= David H. Wilson (politician) =

Canadian politician

David Henry Wilson (October 2, 1855 - December 10, 1926) was a physician and political figure in Manitoba. He represented Dufferin North from 1881 to 1888 in the Legislative Assembly of Manitoba as a Conservative.

He was born in Huntley Township, Canada West, the son of Thomas Wilson, and was educated in Pakenham and at Trinity College. Wilson practised medicine in Winnipeg for a few months in 1879 and then moved to Nelson. He was a founding member of the Manitoba Medical College, later the faculty of medicine at the University of Manitoba.

He was first elected to the provincial assembly in an 1881 by-election held after Andrew Laughlin was named registrar.

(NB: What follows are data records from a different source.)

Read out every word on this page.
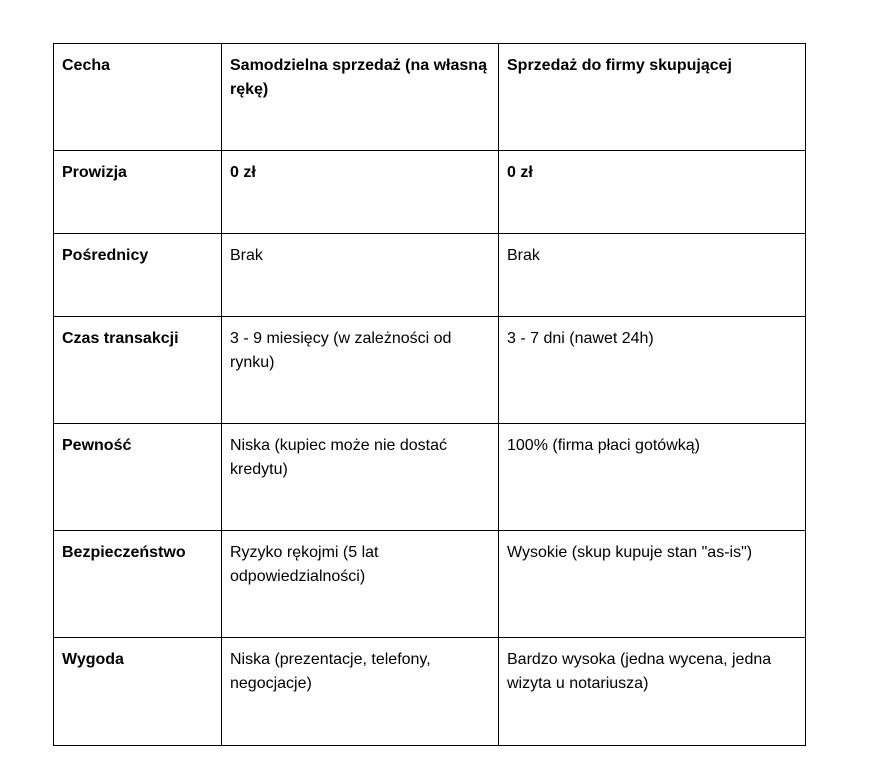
Cecha	Samodzielna sprzedaż (na własną rękę)	Sprzedaż do firmy skupującej
Prowizja	0 zł	0 zł
Pośrednicy	Brak	Brak
Czas transakcji	3 - 9 miesięcy (w zależności od rynku)	3 - 7 dni (nawet 24h)
Pewność	Niska (kupiec może nie dostać kredytu)	100% (firma płaci gotówką)
Bezpieczeństwo	Ryzyko rękojmi (5 lat odpowiedzialności)	Wysokie (skup kupuje stan "as-is")
Wygoda	Niska (prezentacje, telefony, negocjacje)	Bardzo wysoka (jedna wycena, jedna wizyta u notariusza)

Wilson served in the Manitoba cabinet as Provincial Secretary and Minister of Public Works. He married Annie E. Armstrong in 1887. He served as coroner for Marquette County and was secretary-treasurer for the North Dufferin Agricultural Society.

In 1889, Wilson returned to the practice of medicine in Vancouver, retiring in 1894. He was the first president of the Vancouver Medical Association and was vice-president of the British Columbia Permanent Loan Company, the Pacific Coast Fire Insurance Company and the Royal Plate Glass Insurance Company. Wilson died in Vancouver at the age of 71.